玄関からまっすぐ突き当りに見えるドアを開ける。
多分、リビングだ。
昔、話に出てきた紫色のソファがあった。暗闇のなかでもその存在感は光っていた。
いつもここで寝起きしてるって言ってたから、とりあえずここに寝かせよう。
なんとか最後の力を振り絞り、大野さんをソファへ横たえる。
電気…電気どこだ。
スイッチを探しに立ち上がろうとしたら、足元になにか転がっていておもいっきり乗っかってしまった。視界が反転する。コケた。
ガツンと腕が何かにぶつかった。
コケた体勢で目の前でみてみたら、ぶつかったのはサイドテーブルだった。
存外に大きな音を立ててサイドテーブルの上のものが雪崩を起こした。
ガラガラガラっとものが散乱する。
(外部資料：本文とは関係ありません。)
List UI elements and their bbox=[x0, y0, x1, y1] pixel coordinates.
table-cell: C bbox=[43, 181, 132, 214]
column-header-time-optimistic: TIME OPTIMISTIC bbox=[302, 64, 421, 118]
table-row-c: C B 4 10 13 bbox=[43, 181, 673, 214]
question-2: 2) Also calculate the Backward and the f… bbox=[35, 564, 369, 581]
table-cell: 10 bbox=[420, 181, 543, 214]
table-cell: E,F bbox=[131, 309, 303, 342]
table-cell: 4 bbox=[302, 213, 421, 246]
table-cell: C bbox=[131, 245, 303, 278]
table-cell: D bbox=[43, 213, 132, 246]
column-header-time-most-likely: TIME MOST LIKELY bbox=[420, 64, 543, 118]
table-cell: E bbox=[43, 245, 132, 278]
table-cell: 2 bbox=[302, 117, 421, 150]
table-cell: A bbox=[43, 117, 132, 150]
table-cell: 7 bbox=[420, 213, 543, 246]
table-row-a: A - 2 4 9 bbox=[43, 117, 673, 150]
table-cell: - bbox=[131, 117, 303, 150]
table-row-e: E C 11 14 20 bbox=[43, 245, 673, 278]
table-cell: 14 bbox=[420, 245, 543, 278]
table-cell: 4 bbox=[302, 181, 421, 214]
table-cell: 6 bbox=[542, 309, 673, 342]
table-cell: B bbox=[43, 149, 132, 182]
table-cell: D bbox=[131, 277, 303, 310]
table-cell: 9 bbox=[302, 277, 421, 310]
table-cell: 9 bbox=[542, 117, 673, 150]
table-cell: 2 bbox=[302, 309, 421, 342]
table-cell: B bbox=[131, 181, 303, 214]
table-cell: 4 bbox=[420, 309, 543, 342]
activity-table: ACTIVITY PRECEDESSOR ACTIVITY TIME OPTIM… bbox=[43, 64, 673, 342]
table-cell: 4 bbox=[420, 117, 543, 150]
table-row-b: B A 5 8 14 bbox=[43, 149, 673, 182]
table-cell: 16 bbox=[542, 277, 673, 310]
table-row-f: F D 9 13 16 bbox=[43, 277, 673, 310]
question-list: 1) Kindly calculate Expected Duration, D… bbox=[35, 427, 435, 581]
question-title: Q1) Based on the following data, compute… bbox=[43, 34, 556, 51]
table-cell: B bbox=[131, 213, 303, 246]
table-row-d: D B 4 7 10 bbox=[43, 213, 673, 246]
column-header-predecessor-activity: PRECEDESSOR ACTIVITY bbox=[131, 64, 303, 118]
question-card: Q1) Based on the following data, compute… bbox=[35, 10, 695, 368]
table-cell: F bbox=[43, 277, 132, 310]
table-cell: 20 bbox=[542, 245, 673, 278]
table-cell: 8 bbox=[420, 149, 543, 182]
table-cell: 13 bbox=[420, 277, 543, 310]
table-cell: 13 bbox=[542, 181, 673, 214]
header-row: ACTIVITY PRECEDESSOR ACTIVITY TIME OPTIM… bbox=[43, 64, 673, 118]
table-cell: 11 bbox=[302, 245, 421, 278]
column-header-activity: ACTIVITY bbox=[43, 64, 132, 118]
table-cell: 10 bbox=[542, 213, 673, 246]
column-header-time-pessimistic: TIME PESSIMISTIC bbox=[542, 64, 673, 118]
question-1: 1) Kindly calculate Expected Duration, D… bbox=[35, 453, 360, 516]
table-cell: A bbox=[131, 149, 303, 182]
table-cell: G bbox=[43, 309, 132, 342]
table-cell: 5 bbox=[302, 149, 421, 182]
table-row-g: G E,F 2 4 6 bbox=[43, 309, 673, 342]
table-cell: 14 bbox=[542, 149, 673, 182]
金属音も混じっていたから、なにか大事なものも入っていたかもしれない。
最後にキーンと耳に響く嫌な音が鳴った。
「ふあ!?何の音!?」
大野さんが飛び起きた。
「え?起きた!?」
床に寝転んだまま振り返ると、ソファの上で大野さんが、上半身を起こしていた。
「え?なに?かず?」
大野さんは俺の顔を見ると、わけがわからないとパニックを起こした。